06 July 2015

Microsoft mission statement: so many words, most of them empty

Regular readers will be well aware that I am a fan of Financial Times columnist Lucy Kellaway. These same readers will also be aware that I report regularly on big-name executives and big-name companies that consistently demonstrate not only their own poor communication skills, but also their blindness to their shortcomings, hence the benefits of calling in professionals.

Lucy's latest piece on this theme, dated 5 July, is entitled Microsoft mission statement: so many words, most of them empty.
Something resembling Microsoft CEO Satya Nadella's new mission statement is available here.
The full text of Microsoft CEO Satya Nadella's email to his 'team' containing the corporation's new 2015 mission statement, as obtained independently by GeekWire, is available here.

Would anyone out there in the blogosphere happen to have any Microsoft translations of this document?

As I've said here before, the translation industry makes life difficult for itself when  it classifies translations into rigid simplistic dichotomies like 'literary v commercial' or 'general v technical'.
Presumably anyone using 'general v technical' — and the underlying assumption that the former is easier than the latter — would classify this mission statement as 'general'.
To my mind, the emptier the text, the harder it is to translate.
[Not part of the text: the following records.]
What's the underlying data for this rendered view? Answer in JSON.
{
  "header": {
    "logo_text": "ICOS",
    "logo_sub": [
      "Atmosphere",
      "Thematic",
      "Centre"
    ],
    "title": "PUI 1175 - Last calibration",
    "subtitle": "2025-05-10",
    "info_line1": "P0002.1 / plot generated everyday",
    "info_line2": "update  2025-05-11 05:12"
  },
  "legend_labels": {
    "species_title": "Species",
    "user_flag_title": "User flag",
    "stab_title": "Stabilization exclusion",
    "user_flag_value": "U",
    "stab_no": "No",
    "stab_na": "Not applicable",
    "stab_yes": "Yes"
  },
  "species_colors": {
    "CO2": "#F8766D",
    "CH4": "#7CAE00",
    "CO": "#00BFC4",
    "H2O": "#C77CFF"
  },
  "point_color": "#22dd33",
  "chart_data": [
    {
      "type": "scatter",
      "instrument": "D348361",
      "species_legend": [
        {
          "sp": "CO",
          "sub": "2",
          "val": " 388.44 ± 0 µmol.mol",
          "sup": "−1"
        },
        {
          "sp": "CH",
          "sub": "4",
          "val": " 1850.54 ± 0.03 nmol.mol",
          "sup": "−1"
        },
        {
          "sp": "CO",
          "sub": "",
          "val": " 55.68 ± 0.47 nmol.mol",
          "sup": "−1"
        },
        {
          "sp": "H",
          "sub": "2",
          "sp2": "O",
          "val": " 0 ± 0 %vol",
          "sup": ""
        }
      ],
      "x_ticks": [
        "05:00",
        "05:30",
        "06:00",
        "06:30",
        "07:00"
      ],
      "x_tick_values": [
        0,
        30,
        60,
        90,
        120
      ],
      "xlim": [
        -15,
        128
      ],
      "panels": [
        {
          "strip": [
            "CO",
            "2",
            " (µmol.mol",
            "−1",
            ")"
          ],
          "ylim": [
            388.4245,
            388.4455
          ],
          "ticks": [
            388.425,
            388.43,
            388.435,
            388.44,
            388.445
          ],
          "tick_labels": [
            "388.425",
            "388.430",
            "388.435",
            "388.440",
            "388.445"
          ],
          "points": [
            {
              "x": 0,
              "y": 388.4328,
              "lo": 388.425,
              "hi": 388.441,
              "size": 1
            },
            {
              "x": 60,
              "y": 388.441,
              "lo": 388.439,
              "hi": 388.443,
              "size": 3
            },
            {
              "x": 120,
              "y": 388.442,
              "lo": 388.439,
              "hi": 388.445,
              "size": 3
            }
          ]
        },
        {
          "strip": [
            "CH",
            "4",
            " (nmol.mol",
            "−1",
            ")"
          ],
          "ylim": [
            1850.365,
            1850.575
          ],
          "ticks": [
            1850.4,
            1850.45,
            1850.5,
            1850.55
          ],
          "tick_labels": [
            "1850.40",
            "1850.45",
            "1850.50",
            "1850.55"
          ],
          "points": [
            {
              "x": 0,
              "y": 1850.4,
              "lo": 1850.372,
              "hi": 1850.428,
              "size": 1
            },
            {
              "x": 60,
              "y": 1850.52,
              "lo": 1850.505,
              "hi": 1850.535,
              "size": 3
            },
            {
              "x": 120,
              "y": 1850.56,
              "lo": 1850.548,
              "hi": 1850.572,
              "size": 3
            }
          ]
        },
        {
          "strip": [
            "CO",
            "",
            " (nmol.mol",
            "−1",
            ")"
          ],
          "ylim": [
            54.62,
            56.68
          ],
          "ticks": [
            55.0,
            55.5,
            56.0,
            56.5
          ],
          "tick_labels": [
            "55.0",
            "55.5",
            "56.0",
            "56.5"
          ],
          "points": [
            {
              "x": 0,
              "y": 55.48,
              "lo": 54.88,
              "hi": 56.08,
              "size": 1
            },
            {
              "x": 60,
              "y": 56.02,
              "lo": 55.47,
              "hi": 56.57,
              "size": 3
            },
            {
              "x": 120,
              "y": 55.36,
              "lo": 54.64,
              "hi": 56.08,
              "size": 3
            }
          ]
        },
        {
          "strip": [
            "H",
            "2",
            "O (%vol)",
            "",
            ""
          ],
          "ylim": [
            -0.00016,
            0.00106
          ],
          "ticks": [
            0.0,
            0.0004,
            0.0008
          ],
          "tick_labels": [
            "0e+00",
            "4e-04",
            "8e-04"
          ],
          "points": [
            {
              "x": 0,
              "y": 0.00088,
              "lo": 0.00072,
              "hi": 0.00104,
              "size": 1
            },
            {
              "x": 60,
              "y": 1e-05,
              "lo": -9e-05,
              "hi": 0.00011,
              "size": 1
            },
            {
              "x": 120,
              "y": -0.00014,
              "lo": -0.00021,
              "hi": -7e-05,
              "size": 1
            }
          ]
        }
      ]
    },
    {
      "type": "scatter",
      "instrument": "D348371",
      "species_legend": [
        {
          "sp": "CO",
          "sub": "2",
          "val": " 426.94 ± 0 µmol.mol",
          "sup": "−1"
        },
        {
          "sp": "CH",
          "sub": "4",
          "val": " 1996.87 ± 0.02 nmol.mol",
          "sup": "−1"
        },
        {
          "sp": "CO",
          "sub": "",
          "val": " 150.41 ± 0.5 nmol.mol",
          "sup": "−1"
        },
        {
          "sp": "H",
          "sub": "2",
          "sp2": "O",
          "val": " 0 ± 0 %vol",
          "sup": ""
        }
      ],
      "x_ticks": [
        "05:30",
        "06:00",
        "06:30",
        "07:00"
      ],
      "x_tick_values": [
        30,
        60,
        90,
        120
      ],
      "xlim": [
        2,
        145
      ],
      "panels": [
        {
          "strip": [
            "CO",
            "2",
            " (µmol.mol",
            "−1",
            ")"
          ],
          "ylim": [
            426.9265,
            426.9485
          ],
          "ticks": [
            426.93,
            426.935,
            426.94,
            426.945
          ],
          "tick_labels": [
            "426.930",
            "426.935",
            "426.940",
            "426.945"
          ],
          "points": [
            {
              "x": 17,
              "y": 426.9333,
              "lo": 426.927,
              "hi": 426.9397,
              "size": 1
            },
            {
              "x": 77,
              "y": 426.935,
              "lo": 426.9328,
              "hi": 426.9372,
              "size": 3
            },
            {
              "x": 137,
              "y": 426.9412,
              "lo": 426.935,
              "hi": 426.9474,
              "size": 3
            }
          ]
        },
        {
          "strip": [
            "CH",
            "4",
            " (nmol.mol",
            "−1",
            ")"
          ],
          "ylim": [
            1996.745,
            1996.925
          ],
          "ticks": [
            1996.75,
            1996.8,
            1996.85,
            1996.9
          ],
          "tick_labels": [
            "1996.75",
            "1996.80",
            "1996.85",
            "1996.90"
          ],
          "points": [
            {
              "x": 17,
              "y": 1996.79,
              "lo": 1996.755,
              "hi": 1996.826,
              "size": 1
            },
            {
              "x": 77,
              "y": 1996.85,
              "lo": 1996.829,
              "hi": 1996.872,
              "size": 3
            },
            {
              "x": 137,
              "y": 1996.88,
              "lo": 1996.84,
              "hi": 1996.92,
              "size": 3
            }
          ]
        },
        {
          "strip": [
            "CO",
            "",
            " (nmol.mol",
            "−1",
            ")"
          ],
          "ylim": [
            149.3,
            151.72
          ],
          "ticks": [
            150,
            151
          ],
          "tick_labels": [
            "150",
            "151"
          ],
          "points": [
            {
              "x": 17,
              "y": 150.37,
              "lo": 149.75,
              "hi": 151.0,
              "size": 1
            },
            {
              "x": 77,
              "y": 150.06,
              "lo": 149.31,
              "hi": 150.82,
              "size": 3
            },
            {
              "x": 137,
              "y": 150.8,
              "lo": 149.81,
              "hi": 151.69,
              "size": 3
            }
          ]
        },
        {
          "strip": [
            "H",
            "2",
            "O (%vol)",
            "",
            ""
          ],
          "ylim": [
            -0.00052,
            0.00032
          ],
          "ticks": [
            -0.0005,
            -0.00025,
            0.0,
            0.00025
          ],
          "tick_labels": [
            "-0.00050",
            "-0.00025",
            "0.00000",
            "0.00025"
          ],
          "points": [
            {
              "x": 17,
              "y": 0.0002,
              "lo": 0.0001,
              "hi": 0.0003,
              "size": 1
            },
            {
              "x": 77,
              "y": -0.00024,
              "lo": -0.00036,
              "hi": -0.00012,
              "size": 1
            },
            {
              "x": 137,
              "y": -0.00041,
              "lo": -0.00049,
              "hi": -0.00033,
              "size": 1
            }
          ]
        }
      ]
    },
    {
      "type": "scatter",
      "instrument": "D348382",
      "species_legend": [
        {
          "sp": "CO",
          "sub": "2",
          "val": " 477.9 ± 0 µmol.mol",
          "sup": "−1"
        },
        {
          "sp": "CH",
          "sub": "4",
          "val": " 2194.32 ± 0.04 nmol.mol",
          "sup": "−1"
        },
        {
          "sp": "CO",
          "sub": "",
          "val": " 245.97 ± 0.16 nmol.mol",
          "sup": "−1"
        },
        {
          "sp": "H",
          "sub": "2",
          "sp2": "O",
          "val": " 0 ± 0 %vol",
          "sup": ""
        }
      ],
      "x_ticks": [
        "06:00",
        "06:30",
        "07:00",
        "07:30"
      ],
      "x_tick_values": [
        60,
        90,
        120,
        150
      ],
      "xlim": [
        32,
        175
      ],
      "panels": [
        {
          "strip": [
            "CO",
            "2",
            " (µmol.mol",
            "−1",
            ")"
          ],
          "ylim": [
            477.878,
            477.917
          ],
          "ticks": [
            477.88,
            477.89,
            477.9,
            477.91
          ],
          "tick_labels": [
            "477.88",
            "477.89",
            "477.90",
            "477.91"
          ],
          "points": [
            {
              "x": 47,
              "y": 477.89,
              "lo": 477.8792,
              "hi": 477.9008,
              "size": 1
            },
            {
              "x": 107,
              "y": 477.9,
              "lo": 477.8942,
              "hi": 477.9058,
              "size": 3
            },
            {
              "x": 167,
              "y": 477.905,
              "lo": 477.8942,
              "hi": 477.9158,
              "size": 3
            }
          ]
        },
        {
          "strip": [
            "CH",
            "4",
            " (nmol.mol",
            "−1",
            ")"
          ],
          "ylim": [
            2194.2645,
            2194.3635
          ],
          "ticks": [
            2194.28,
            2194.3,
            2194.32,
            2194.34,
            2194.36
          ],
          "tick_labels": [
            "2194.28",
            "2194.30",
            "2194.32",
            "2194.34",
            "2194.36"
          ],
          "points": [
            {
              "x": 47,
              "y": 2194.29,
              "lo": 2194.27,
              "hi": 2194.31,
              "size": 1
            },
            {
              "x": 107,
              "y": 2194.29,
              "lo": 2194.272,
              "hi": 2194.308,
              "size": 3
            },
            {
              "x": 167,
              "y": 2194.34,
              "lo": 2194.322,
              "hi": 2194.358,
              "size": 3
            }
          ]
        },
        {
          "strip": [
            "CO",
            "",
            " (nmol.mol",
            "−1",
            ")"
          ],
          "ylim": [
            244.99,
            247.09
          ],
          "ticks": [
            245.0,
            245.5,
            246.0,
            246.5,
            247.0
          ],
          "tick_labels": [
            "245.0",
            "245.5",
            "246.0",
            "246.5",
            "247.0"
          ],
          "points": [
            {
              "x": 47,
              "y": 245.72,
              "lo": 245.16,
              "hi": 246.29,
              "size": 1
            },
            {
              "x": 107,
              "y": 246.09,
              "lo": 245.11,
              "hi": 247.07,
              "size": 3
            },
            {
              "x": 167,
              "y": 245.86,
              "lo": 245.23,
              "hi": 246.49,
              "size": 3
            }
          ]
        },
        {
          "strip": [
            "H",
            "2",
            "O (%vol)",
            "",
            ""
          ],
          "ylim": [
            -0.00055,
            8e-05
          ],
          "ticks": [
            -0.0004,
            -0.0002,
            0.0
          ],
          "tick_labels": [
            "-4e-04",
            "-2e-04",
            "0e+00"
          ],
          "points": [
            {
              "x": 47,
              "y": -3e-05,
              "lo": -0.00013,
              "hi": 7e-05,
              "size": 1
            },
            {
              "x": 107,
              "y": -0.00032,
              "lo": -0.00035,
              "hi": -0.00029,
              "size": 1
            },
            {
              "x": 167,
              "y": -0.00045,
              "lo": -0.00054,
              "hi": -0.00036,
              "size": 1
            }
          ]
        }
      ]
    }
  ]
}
Some quotes from Lucy's latest:

... the usual mishmash of “platforms”, “drivers”, “ecosystems”, “aligns”, “DNAs” and “going forwards” — as well as some more ambitious combinations such as “extend our experience footprint”.
This is what routinely passes for CEO communication in corporate America. But what is special about this example is it came from a big leader of a big company making a big announcement. Microsoft’s third chief executive was trying to convince the world that the company has a plan, and to remind employees what it is, in case they had forgotten. Yet what he came up with was unreadable, largely meaningless hyperbole — and no one turned a hair.
In the early days of Microsoft, Bill Gates came up with a vastly better mission: a computer on every desk and in every home.